Are 5G networks to blame for the coronavirus? Facebook deploys bots to fight fakenews

The American company Facebook has decided to fight against misinformation and fake news that is spreading in connection with the coronavirus with the help of artificial intelligence. The people who have been in charge so far are expensive and will not detect a lot of fake news or will register it too late.

Truth be told, the 2006 American film Absurdistan is not a blockbuster. Still, it deserves a little attention. It tells the story of a young man who wakes up after a long hibernation in 2505 to find that the population has completely degenerated. The height of the new entertainment is farting on TV shows, and the people there are so naive that they will "jump" on almost any misinformation.

This year, however, every person who uses social networks must feel roughly similar to the hero of the film. A lot of fake news is thrown at us, often one more absurd than the other, but the ones about the coronavirus are clearly leading the way. Among the most common are the claims that the contagion is spread by 5G networks, the news that covid-19 does not exist and this is just a show to deceive the public, or the rumor that the coronavirus can be "killed" with alcohol. As amusing as the latter claim may seem to us, it has been taken seriously in Iran, where hundreds of people have died from ingesting methanol. The consequence of fake news also stirred state and international authorities to action. Among other things, the European Commission, which began to pressure social networks such as Facebook to hire people who will verify information and stop fake ones. "People can die during the coronavirus pandemic as a result of disinformation," for example the head of EU diplomacy Josep Borrell.

Artificial networks

Facebook promised to honor the call.

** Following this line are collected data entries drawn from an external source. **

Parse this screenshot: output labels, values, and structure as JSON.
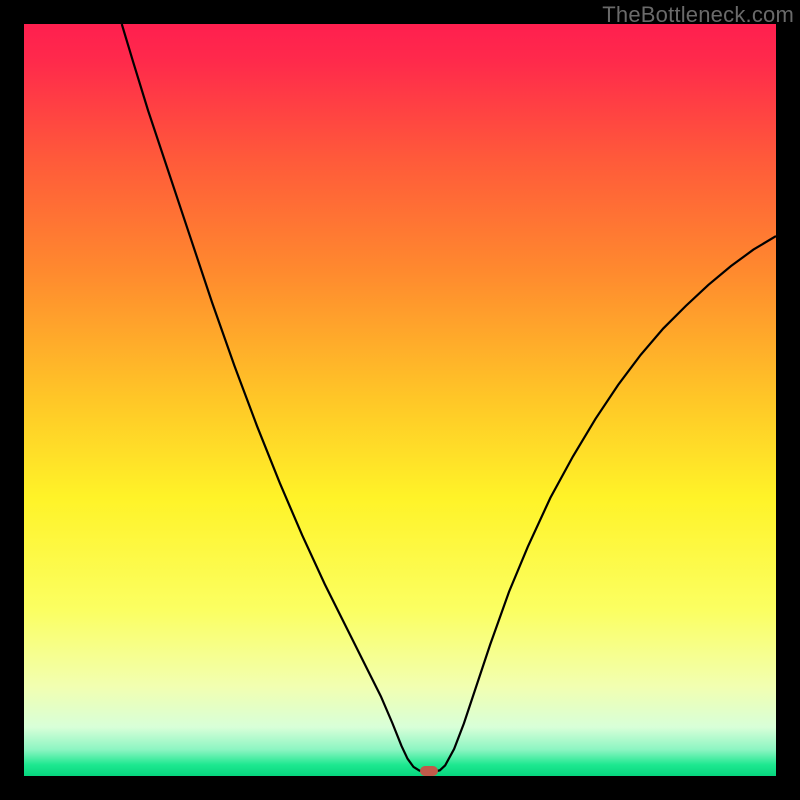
{
  "watermark": {
    "text": "TheBottleneck.com"
  },
  "chart_data": {
    "type": "line",
    "title": "",
    "xlabel": "",
    "ylabel": "",
    "xlim": [
      0,
      100
    ],
    "ylim": [
      0,
      100
    ],
    "background_gradient": {
      "stops": [
        {
          "offset": 0.0,
          "color": "#ff1f4f"
        },
        {
          "offset": 0.05,
          "color": "#ff2a4b"
        },
        {
          "offset": 0.18,
          "color": "#ff5a3a"
        },
        {
          "offset": 0.33,
          "color": "#ff8a2e"
        },
        {
          "offset": 0.5,
          "color": "#ffc727"
        },
        {
          "offset": 0.63,
          "color": "#fff328"
        },
        {
          "offset": 0.78,
          "color": "#fbff62"
        },
        {
          "offset": 0.88,
          "color": "#f2ffb0"
        },
        {
          "offset": 0.935,
          "color": "#d8ffd8"
        },
        {
          "offset": 0.965,
          "color": "#8cf5c2"
        },
        {
          "offset": 0.985,
          "color": "#1ee890"
        },
        {
          "offset": 1.0,
          "color": "#06d67e"
        }
      ]
    },
    "series": [
      {
        "name": "bottleneck-curve",
        "color": "#000000",
        "width": 2.2,
        "points": [
          [
            13.0,
            100.0
          ],
          [
            14.5,
            95.0
          ],
          [
            16.5,
            88.5
          ],
          [
            19.0,
            81.0
          ],
          [
            22.0,
            72.0
          ],
          [
            25.0,
            63.0
          ],
          [
            28.0,
            54.5
          ],
          [
            31.0,
            46.5
          ],
          [
            34.0,
            39.0
          ],
          [
            37.0,
            32.0
          ],
          [
            40.0,
            25.5
          ],
          [
            43.0,
            19.5
          ],
          [
            45.5,
            14.5
          ],
          [
            47.5,
            10.5
          ],
          [
            49.0,
            7.0
          ],
          [
            50.2,
            4.0
          ],
          [
            51.0,
            2.3
          ],
          [
            51.8,
            1.2
          ],
          [
            52.6,
            0.7
          ],
          [
            53.6,
            0.6
          ],
          [
            54.6,
            0.6
          ],
          [
            55.3,
            0.75
          ],
          [
            56.0,
            1.4
          ],
          [
            57.2,
            3.6
          ],
          [
            58.5,
            7.0
          ],
          [
            60.0,
            11.5
          ],
          [
            62.0,
            17.5
          ],
          [
            64.5,
            24.5
          ],
          [
            67.0,
            30.5
          ],
          [
            70.0,
            37.0
          ],
          [
            73.0,
            42.5
          ],
          [
            76.0,
            47.5
          ],
          [
            79.0,
            52.0
          ],
          [
            82.0,
            56.0
          ],
          [
            85.0,
            59.5
          ],
          [
            88.0,
            62.5
          ],
          [
            91.0,
            65.3
          ],
          [
            94.0,
            67.8
          ],
          [
            97.0,
            70.0
          ],
          [
            100.0,
            71.8
          ]
        ]
      }
    ],
    "markers": [
      {
        "name": "optimal-point",
        "x": 53.8,
        "y": 0.6,
        "color": "#c05a4a"
      }
    ]
  }
}
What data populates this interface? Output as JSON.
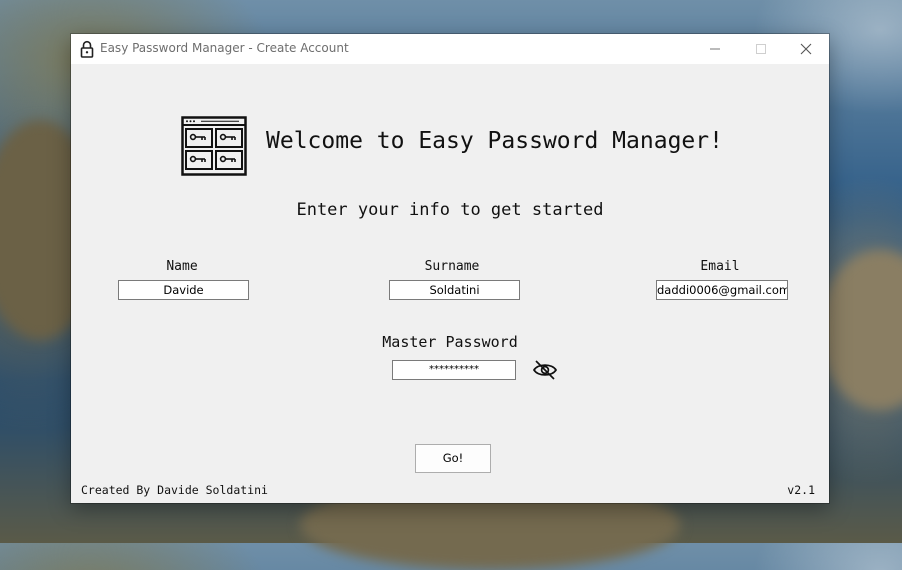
{
  "window": {
    "title": "Easy Password Manager - Create Account",
    "icons": {
      "app": "lock-icon",
      "minimize": "minimize-icon",
      "maximize": "maximize-icon",
      "close": "close-icon"
    }
  },
  "header": {
    "logo_icon": "password-manager-logo-icon",
    "welcome": "Welcome to Easy Password Manager!"
  },
  "form": {
    "subtitle": "Enter your info to get started",
    "name": {
      "label": "Name",
      "value": "Davide"
    },
    "surname": {
      "label": "Surname",
      "value": "Soldatini"
    },
    "email": {
      "label": "Email",
      "value": "daddi0006@gmail.com"
    },
    "master_password": {
      "label": "Master Password",
      "value": "**********",
      "toggle_icon": "eye-slash-icon"
    },
    "submit_label": "Go!"
  },
  "footer": {
    "credit": "Created By Davide Soldatini",
    "version": "v2.1"
  }
}
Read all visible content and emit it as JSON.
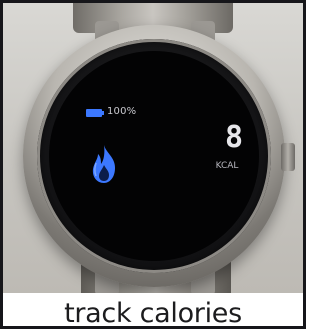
{
  "watch": {
    "battery": {
      "icon": "battery-icon",
      "level_text": "100%"
    },
    "activity": {
      "icon": "flame-icon",
      "icon_color": "#3c78ff",
      "calories_value": "8",
      "calories_unit": "KCAL"
    }
  },
  "caption": {
    "text": "track calories"
  },
  "colors": {
    "screen": "#030304",
    "accent_blue": "#3c78ff",
    "text_light": "#e6e6ea"
  }
}
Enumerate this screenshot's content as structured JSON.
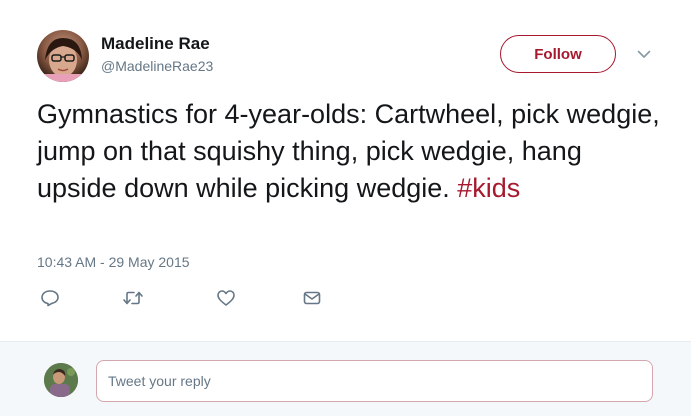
{
  "author": {
    "display_name": "Madeline Rae",
    "handle": "@MadelineRae23"
  },
  "header": {
    "follow_label": "Follow"
  },
  "tweet": {
    "text": "Gymnastics for 4-year-olds: Cartwheel, pick wedgie, jump on that squishy thing, pick wedgie, hang upside down while picking wedgie.",
    "hashtag": "#kids",
    "timestamp": "10:43 AM - 29 May 2015"
  },
  "actions": [
    "reply-icon",
    "retweet-icon",
    "like-icon",
    "message-icon"
  ],
  "reply": {
    "placeholder": "Tweet your reply"
  },
  "colors": {
    "accent": "#a6192e",
    "text_primary": "#14171a",
    "text_secondary": "#657786",
    "reply_bar_bg": "#f5f8fa"
  }
}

But some time before that, he announced that he would deploy artificial intelligence against fake news about the coronavirus, which would, for example, compare graphics or images with disinformation. “Once independent reviewers identify an image as containing misleading or false claims about the coronavirus, SimSearchNet (a neural network-based convolutional model for detecting near-exact duplicates) as part of our endpoint image indexing and matching system is able to spot near-duplicate matches so we can use warning labels," the company said on its website ai.facebook.com. According to her, the SimSearchNet system is capable of checking a billion images a day on Facebook and Instagram.

To fight misinformation, according to the Internet magazine Verge, it will use the same system that is designed to detect hate posts. "Facebook says its new discoveries — notably a neural network it calls XLM-R that was announced last November — are helping its automated moderation systems better understand text in multiple languages," notes the Verge.

The fight against arms trafficking

But Facebook wants to go further. According to another report by the Verge magazine, its engineers have developed a new method that will help identify and prevent harmful types of behavior such as spamming, fraud, or arms and drug trafficking. “They can simulate the actions of rogue users with AI-powered bots by releasing them on a parallel version of Facebook. Scientists can then study the robots' behavior in simulation and experiment with new ways to stop them," the magazine said.

In other words, the programmers are testing how to track anti-social activities in a WES or Web-Enabled Simulation environment. “It is a giant, very realistic, virtual replica of Facebook that uses methods of machine learning, artificial intelligence, game theory and so-called multi-agent systems. The computer engineers behind this system hope to better understand and thereby suppress the explosive growth of anything negative associated with Facebook — political misinformation, crazy conspiracy theories, or hate speech," she described on her website. and Czech Television.

Artificial intelligence interacts with each other, for example asking for friendship. To model this behavior, Facebook created a group of "innocent" bots to act as targets and trained a number of "bad" bots to try to make contact with them. Engineers then tried different ways to stop the bad robots. They implemented various restrictions, such as limiting the number of private messages and posts that bots can send each minute. All to see how it affected their behavior. We can compare it to the work of urban planners who try to limit the speed on busy roads, where they place various speed bumps and traffic lights. If successful, Facebook could change the frequency of adding posts or automatically mark the veracity of individual posts on some topics. We can only hope that Mark Zuckerberg and his people really manage to bring it to a successful end. The information that they promise to use artificial intelligence in the fight against fake news appeared several years ago.